Только любовь между Гаймоном и Антигоной в «Антигоне» Софокла может уже считаться изображением глубокой, страстной индивидуальной любви.[703] Еврипид называет ее болезнью (Гипполит 477, 730, 764 и след.; отрывок 340). Тем не менее, такая любовь, разумеется, все же существовала в Греции, как это видно из раннего описания ее в поэзии восточной Греции (Архилох, Сафо). Но закон и господствовавшие нравы подавляли ее по отношению к жене и направляли, как мы увидим ниже, частью на гетер, частью же на мальчиков. Но и здесь чувственная основа осталась преобладающим моментом, даже в платонической любви.[704] Правда, в периоде расцвета истории Греции и Рима господствовавшая там чувственность была совершенно наивная, гармоничная, с необходимостью вытекавшая из природы человека, в своем наивном отношении к наготе и красоте тела обнаруживавшая, безусловно, пластически-эстетические черты. Столь характерный для христианского культурного мира дуализм, антагонизм между душой и телом, еще не оказал в то время своего губительного действия на половую жизнь. Чувственное здесь менее надломлено и менее рафинировано, потому что для античного человека все половое лежало вообще по ту сторону добра и зла и христианское понятие «греха» еще не применялось к нему. Правда, аскетические тенденции позже и здесь уже были известны, а некоторые отклонения от нормы и извращения обозначались, как «болезнь»; но не было еще монашеской борьбы между плотью и духом, и «плоть» была только красивой внешней формой внутренней духовной жизни. В чувственной красоте почитали и наслаждались духовной. Идеал человека – голый человек, а не человек в одежде.

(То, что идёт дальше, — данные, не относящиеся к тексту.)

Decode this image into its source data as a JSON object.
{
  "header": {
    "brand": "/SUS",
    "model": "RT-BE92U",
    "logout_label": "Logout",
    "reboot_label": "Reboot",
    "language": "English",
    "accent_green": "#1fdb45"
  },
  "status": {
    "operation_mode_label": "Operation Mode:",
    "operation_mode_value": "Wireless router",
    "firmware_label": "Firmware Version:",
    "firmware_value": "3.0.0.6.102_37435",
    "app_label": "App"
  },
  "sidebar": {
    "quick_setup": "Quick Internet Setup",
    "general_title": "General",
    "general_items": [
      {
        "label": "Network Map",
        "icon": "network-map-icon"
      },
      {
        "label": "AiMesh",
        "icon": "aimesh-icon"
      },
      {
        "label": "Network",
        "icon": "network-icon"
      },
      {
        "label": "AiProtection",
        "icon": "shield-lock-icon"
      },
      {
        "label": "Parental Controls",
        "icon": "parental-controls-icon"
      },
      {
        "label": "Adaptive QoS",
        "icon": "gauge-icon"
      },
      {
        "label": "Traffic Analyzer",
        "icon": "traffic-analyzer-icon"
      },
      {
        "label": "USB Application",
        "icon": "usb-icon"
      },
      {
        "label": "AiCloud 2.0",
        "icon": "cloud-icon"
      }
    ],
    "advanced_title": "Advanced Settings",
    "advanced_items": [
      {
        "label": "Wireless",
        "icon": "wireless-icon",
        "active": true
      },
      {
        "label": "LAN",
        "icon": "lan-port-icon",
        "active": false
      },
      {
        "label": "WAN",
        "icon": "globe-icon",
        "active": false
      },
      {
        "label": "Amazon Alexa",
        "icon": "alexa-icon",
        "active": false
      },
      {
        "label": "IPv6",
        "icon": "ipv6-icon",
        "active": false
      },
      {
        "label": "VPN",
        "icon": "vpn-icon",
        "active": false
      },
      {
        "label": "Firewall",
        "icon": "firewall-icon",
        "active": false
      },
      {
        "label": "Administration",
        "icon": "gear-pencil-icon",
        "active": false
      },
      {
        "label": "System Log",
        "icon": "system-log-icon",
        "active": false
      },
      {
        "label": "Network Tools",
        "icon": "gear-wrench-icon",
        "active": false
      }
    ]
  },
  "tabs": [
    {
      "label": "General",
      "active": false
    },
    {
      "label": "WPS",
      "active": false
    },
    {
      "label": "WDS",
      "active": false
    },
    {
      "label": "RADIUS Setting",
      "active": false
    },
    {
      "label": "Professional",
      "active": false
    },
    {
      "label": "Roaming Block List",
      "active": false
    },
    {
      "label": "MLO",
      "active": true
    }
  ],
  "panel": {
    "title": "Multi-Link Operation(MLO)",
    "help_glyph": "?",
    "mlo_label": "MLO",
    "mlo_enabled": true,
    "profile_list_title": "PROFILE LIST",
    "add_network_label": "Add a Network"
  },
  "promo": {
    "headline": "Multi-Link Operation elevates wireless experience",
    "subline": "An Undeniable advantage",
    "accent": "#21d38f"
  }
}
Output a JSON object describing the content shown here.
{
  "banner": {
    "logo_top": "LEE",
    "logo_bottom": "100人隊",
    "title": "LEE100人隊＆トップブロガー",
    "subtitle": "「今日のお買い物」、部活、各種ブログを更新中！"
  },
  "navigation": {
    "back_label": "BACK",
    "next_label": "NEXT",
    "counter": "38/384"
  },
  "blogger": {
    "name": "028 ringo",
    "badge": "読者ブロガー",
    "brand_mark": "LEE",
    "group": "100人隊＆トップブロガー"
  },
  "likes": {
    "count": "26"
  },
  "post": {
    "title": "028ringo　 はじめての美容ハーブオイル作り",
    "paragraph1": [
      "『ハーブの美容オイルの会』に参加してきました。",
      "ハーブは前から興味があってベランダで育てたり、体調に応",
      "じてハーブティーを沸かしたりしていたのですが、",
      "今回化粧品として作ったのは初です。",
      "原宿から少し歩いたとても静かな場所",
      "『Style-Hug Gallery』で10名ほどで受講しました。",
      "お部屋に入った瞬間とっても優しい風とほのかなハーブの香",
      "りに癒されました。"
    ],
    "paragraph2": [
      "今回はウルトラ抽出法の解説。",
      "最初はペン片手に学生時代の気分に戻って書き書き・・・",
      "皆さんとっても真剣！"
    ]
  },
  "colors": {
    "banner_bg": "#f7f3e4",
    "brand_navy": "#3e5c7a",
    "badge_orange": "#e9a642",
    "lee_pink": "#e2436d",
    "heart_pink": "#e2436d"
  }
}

Это сказывалось, по Тэну, в очень многих чертах греков. Так, например, карийцы, лидийцы и все вообще варвары, соседи греков, стыдились появляться голыми, греки же без стеснения сбрасывали свое платье, чтобы бороться и бегать. Даже молодые девушки в Спарте занимались гимнастикой и фехтованием почти голыми. Затем все большие празднества – олимпийские, пифийские и немейские игры – были «выставкой и триумфом голого тела», на глазах всех, при кликах одобрения всего народа.[705] Так как греки страстно поклонялись совершенству тела, то они не стыдились во время священных праздников обнажать его перед богами. Совершенство тела считалось чем-то божественным.


Этим объясняется, что греки воздвигали памятники красивым женщинам и мужчинам, как мы теперь воздвигаем их великим мыслителям и поэтам.[706] Громадное распространение любви к мальчикам, несомненно, находится в связи также и с этим глубоким действием нагой красоты тела, которая у юных мужчин выступала еще резче, чем у девушек. Сами половые признаки – что еще и теперь вызывает величайшее негодование со стороны приверженцев pruderie – тоже были предметом наивного эстетического наслаждения. Как говорит Фридрих Теодор Фишер,[707] греки не без основания правильно ухаживали за своей силой и так же мало стыдились этого, как мало стыда в сильных словах книги Иова о бегемоте: «сила его в чреслах его и крепость его в мышцах чрева его».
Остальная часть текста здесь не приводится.